Of course, though, these traditions are not something you have to buy into, and it’s not as if you’ll be penalized for not taking part. Wadham is a shining example of a college that rejects them by replacing balls with ‘Wadstock’ and scrapping formals altogether. Wadham might prove that things have shifted, and that the University is taking steps to move away from the focus on private school culture. But the very fact that Wadham has chosen to reject these traditions is very telling. Surely we only need to reject the things that impact our lives. Wadham’s rejection in fact shows just how entrenched the rest of Oxford is in these old-school traditions. All of which fits nicely in with what students from private schools have spent years preparing for.
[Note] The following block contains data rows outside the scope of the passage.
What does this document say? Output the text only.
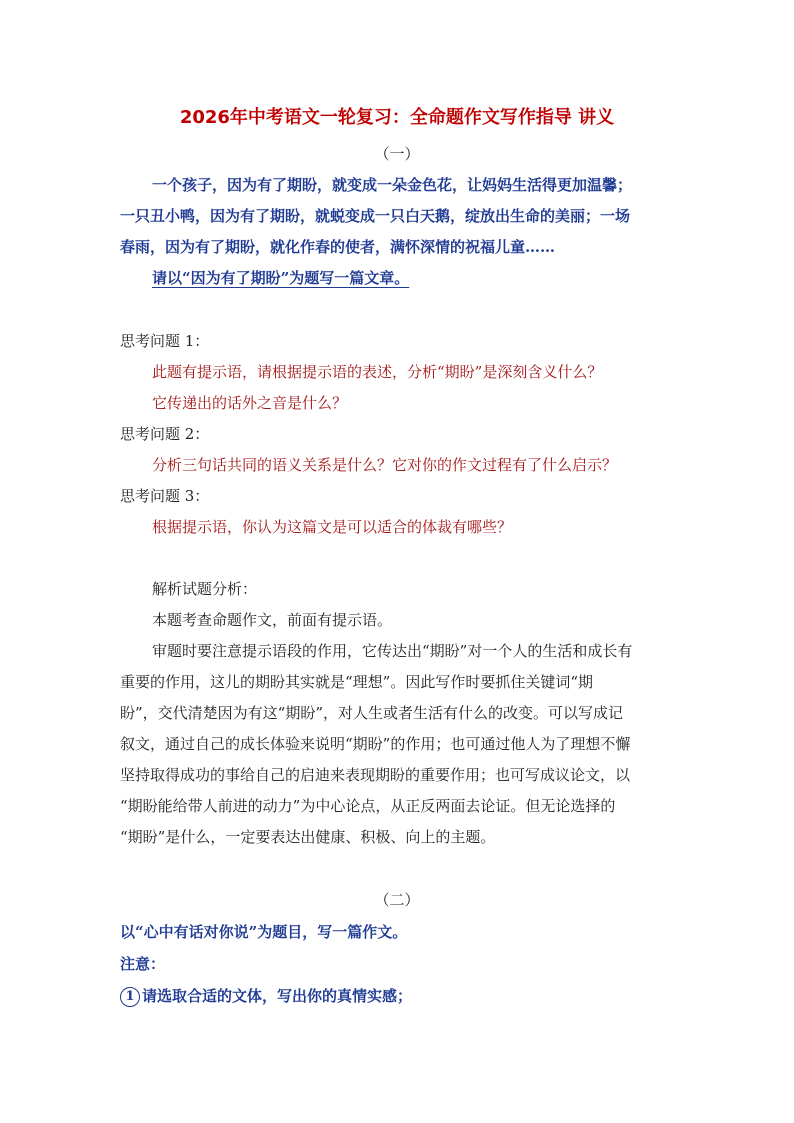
2026年中考语文一轮复习：全命题作文写作指导 讲义
（一）
一个孩子，因为有了期盼，就变成一朵金色花，让妈妈生活得更加温馨；
一只丑小鸭，因为有了期盼，就蜕变成一只白天鹅，绽放出生命的美丽；一场
春雨，因为有了期盼，就化作春的使者，满怀深情的祝福儿童……
请以“因为有了期盼”为题写一篇文章。
思考问题 1：
此题有提示语，请根据提示语的表述，分析“期盼”是深刻含义什么？
它传递出的话外之音是什么？
思考问题 2：
分析三句话共同的语义关系是什么？它对你的作文过程有了什么启示？
思考问题 3：
根据提示语，你认为这篇文是可以适合的体裁有哪些？
解析试题分析：
本题考查命题作文，前面有提示语。
审题时要注意提示语段的作用，它传达出“期盼”对一个人的生活和成长有
重要的作用，这儿的期盼其实就是“理想”。因此写作时要抓住关键词“期
盼”，交代清楚因为有这“期盼”，对人生或者生活有什么的改变。可以写成记
叙文，通过自己的成长体验来说明“期盼”的作用；也可通过他人为了理想不懈
坚持取得成功的事给自己的启迪来表现期盼的重要作用；也可写成议论文，以
“期盼能给带人前进的动力”为中心论点，从正反两面去论证。但无论选择的
“期盼”是什么，一定要表达出健康、积极、向上的主题。
（二）
以“心中有话对你说”为题目，写一篇作文。
注意：
1 请选取合适的文体，写出你的真情实感；
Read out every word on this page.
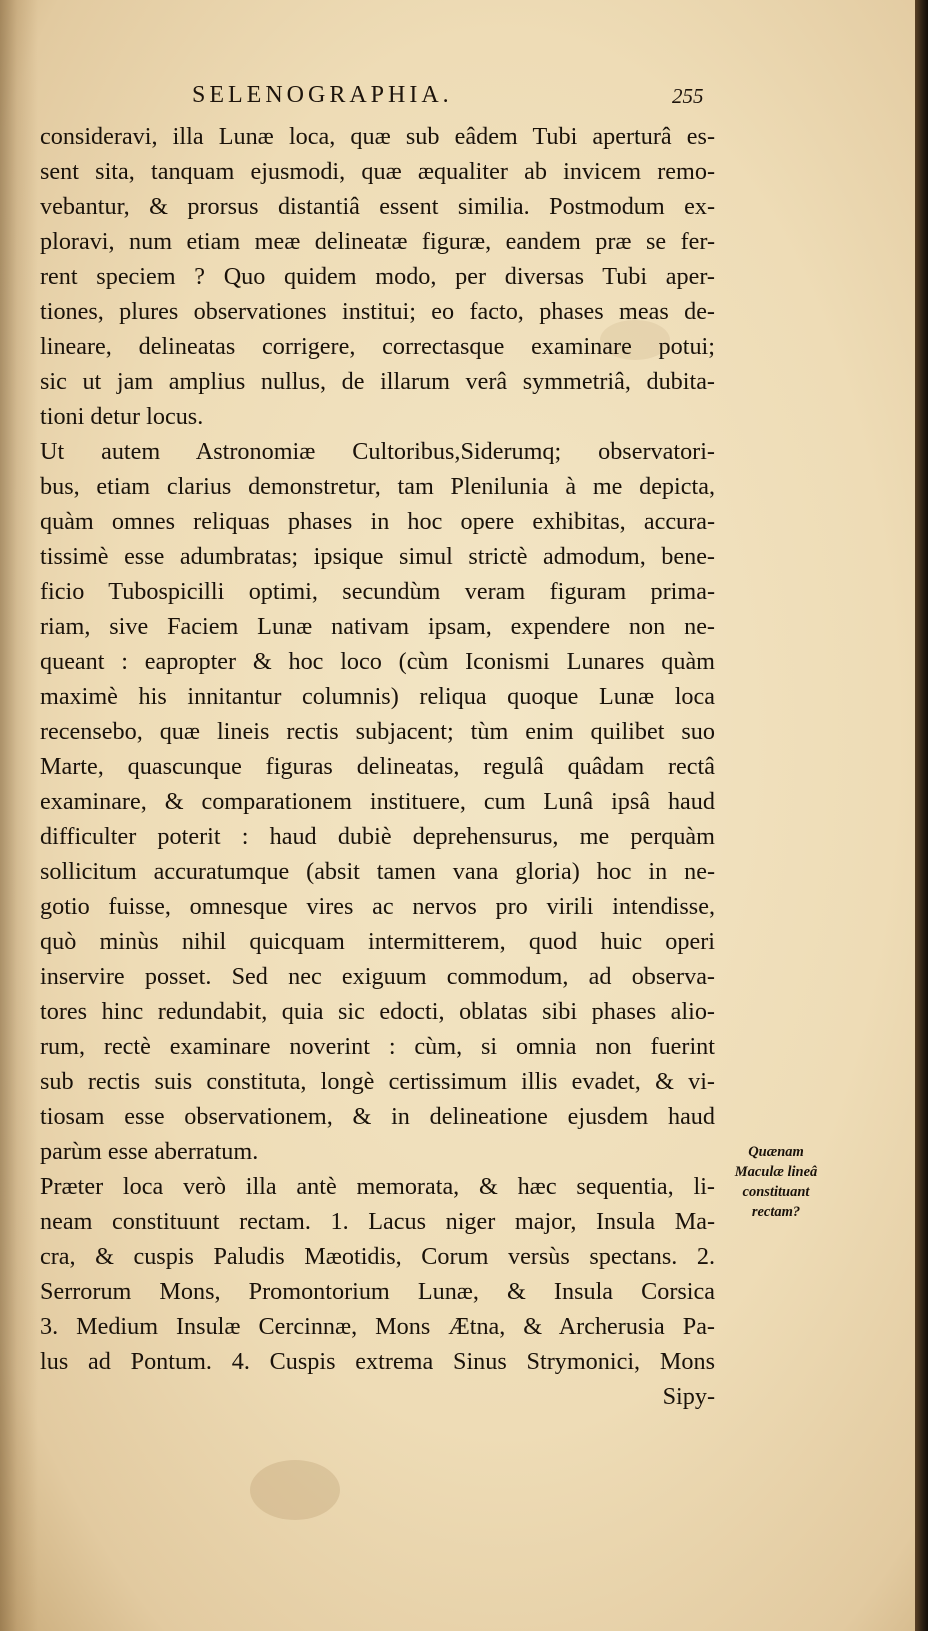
SELENOGRAPHIA.	255
consideravi, illa Lunæ loca, quæ sub eâdem Tubi aperturâ es-
sent sita, tanquam ejusmodi, quæ æqualiter ab invicem remo-
vebantur, & prorsus distantiâ essent similia. Postmodum ex-
ploravi, num etiam meæ delineatæ figuræ, eandem præ se fer-
rent speciem ? Quo quidem modo, per diversas Tubi aper-
tiones, plures observationes institui; eo facto, phases meas de-
lineare, delineatas corrigere, correctasque examinare potui;
sic ut jam amplius nullus, de illarum verâ symmetriâ, dubita-
tioni detur locus.
Ut autem Astronomiæ Cultoribus,Siderumq; observatori-
bus, etiam clarius demonstretur, tam Plenilunia à me depicta,
quàm omnes reliquas phases in hoc opere exhibitas, accura-
tissimè esse adumbratas; ipsique simul strictè admodum, bene-
ficio Tubospicilli optimi, secundùm veram figuram prima-
riam, sive Faciem Lunæ nativam ipsam, expendere non ne-
queant : eapropter & hoc loco (cùm Iconismi Lunares quàm
maximè his innitantur columnis) reliqua quoque Lunæ loca
recensebo, quæ lineis rectis subjacent; tùm enim quilibet suo
Marte, quascunque figuras delineatas, regulâ quâdam rectâ
examinare, & comparationem instituere, cum Lunâ ipsâ haud
difficulter poterit : haud dubiè deprehensurus, me perquàm
sollicitum accuratumque (absit tamen vana gloria) hoc in ne-
gotio fuisse, omnesque vires ac nervos pro virili intendisse,
quò minùs nihil quicquam intermitterem, quod huic operi
inservire posset. Sed nec exiguum commodum, ad observa-
tores hinc redundabit, quia sic edocti, oblatas sibi phases alio-
rum, rectè examinare noverint : cùm, si omnia non fuerint
sub rectis suis constituta, longè certissimum illis evadet, & vi-
tiosam esse observationem, & in delineatione ejusdem haud
parùm esse aberratum.
Præter loca verò illa antè memorata, & hæc sequentia, li-
neam constituunt rectam. 1. Lacus niger major, Insula Ma-
cra, & cuspis Paludis Mæotidis, Corum versùs spectans. 2.
Serrorum Mons, Promontorium Lunæ, & Insula Corsica
3. Medium Insulæ Cercinnæ, Mons Ætna, & Archerusia Pa-
lus ad Pontum. 4. Cuspis extrema Sinus Strymonici, Mons
Sipy-
Quænam
Maculæ lineâ
constituant
rectam?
Inevitably, these feelings also slip into the academic life of Oxford. As someone who is used to classes of thirty-plus pupils, tiny tutorials at first felt uncomfortable and exposing to me. In the first few weeks, I held back ideas and stumbled nervously over my words. Private schools by contrast pride themselves on small class numbers and much more individual-focused learning, which I can assure you is something I wish I had had more experience of in that first tutorial. I had never envied the private school experience before an Oxford tutorial, but I had to learn quickly how to build up the confidence to effectively communicate my ideas. This was a confidence that had been instilled into my counterparts for at least five years. It didn’t take long for me to get a handle on this, but there were certainly many awkward silences and cringe-worthy moments in the first few weeks which made the process feel more difficult.
Eventually, putting on ‘black tie’ becomes as easy as putting on your pyjamas, and a one-on-one tutorial is simply part of your weekly routine. However, that doesn’t shake the feeling that you’re often playing catch up with this culture. And the onus is on the state school students to adapt, learn the codes, and build up our confidence to a private school level. Not all of this is bad, but it is different. The media can keep on saying that the system has changed to favour state school pupils, but the truth is that I spent my first year striving to adapt to the lifestyle at Oxford. This isn’t to say that I didn’t also have a great time – it has in fact been one of the best years of my life so far. But it’s also undeniable that many of my privately educated peers didn’t have to waste time thinking about this, feeling comfortable from their very first day.